E o que esse olhar revela é como a trama que motivou a guerra na qual se afundou Westeros foi motivada por uma farsa. Robert deseja que Ned seja a Mão do Rei porque a antiga mão, Jon Arryn, morreu. Cat recebe uma carta de Lysa, sua irmã e viúva de Jon Arryn, dizendo que o marido foi assassinado pelos Lannisters. Ned vai para o sul com isso em mente, e resolve investigar a morte do antecessor, o que gerará a intriga que resultará em sua morte e na Guerra dos Cinco Reis. O outro estopim é a captura de Tyrion por Catelyn, que acredita que o anão tentou matar Bran, segundo lhe indicou uma informação dada pelo Mindinho. Os dois, para usar um termo do livro, caminham sobre gelo fino, e agem motivados por informações veiculadas por terceiros, que futuramente se revelarão muito inadequadas.
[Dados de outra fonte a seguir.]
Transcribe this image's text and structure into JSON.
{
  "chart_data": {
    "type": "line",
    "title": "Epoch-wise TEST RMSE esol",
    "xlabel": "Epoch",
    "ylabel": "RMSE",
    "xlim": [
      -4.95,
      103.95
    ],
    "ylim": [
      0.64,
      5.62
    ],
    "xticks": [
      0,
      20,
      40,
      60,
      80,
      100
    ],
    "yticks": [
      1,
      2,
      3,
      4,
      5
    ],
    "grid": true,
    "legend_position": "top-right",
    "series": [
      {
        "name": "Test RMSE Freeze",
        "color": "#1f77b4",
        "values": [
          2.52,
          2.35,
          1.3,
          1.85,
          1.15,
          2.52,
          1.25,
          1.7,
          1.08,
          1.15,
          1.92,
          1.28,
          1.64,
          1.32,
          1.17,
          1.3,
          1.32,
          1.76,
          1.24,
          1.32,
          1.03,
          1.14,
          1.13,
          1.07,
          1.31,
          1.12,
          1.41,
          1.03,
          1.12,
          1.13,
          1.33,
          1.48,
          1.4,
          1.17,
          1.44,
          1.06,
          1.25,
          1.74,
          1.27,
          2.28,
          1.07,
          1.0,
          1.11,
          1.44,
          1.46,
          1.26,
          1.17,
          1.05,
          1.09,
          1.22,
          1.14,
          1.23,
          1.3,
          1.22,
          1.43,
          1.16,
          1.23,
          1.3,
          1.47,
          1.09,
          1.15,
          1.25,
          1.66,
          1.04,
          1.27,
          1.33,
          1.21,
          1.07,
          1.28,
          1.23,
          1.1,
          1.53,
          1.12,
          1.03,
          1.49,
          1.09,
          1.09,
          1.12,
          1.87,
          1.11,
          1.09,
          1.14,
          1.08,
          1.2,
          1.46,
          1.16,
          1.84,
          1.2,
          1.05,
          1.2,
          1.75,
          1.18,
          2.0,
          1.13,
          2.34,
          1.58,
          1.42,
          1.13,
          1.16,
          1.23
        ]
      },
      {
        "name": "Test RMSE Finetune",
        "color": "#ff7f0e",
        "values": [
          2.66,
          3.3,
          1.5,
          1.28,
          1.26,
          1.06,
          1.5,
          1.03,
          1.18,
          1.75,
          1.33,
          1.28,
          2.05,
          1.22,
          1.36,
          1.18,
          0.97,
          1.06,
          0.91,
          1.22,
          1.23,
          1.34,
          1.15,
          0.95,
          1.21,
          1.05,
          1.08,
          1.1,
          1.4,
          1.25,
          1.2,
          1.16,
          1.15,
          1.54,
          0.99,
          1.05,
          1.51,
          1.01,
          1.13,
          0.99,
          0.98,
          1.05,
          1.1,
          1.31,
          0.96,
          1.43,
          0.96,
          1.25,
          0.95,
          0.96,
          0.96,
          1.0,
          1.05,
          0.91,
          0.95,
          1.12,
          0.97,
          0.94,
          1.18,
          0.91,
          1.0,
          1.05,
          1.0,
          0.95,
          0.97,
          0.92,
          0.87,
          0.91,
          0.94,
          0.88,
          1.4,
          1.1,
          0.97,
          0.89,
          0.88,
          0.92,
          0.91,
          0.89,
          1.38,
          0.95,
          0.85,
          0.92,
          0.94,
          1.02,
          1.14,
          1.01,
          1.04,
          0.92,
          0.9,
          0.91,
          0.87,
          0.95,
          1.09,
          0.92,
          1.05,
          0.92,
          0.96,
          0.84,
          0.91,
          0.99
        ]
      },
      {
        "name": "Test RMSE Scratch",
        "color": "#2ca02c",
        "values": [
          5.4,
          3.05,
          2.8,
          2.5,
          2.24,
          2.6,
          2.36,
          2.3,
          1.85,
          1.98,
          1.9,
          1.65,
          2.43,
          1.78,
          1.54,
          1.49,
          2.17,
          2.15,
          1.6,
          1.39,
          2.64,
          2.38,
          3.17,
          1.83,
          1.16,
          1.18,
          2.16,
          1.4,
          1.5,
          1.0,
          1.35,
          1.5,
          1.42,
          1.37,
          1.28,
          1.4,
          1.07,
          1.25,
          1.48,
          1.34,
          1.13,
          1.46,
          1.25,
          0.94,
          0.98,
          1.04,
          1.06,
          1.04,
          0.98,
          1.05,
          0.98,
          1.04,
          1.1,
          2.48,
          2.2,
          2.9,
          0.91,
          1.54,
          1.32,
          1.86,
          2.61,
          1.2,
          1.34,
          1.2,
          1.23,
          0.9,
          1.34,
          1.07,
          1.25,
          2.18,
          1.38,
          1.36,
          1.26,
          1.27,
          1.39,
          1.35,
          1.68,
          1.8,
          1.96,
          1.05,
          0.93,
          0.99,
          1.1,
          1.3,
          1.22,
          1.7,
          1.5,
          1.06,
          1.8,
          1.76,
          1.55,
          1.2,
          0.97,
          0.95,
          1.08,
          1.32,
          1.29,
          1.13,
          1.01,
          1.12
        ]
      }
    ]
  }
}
A verdade é que Ned e Catelyn são caipiras na cidade grande. Eles não fazem a menor idéia de como se comportar na Capital, e nenhum dos dois deseja se envolver nas intrigas palacianas que, no entanto, são inescapáveis. Recusá-las não exclui sua existência, e motiva comportamentos que só podem ser chamados de “burros”. Dá raiva ver Ned agindo tão obtusamente em relação ao que acontece ao seu redor. Ele fala muito sobre “honra” e “dever”, mas o que realmente importa para ele é a família, os filhos e a vida que leva em Winterfell. Ele anseia por ela em todo momento. Só o que deseja é se livrar de Porto Real o mais rápido e o menos dolorosamente possível, a fim de voltar para o Norte. Essa cegueira egocêntrica, essa incapacidade de enxergar o bem comum é o que será sua ruína. Decapitado por traição, impedido de ver os filhos ou a mulher uma última vez, privado de um retorno ao Norte, suas ações desajeitadas ainda jogarão o Reino em uma guerra sangrenta que, com movimentos simples mas, a seus olhos, desonestos, talvez pudesse ter sido evitada.

Enxergar dessa maneira o personagem que, mais do que qualquer outro, é o herói do primeiro livro, revela o quanto Game of Thrones caminha em territórios bem diferentes de uma parcela considerável dos livros de fantasia. Ao invés de se assumir como herdeiro dos romances de cavalaria, George R. R. Martin opta por ser herdeiro do romance histórico, e de uma visão quase quixotesca do mundo que aqueles projetam. Porque, em Westeros, acreditar no mundo ilusório dos cavaleiros andantes gera guerra, carnificina e morte.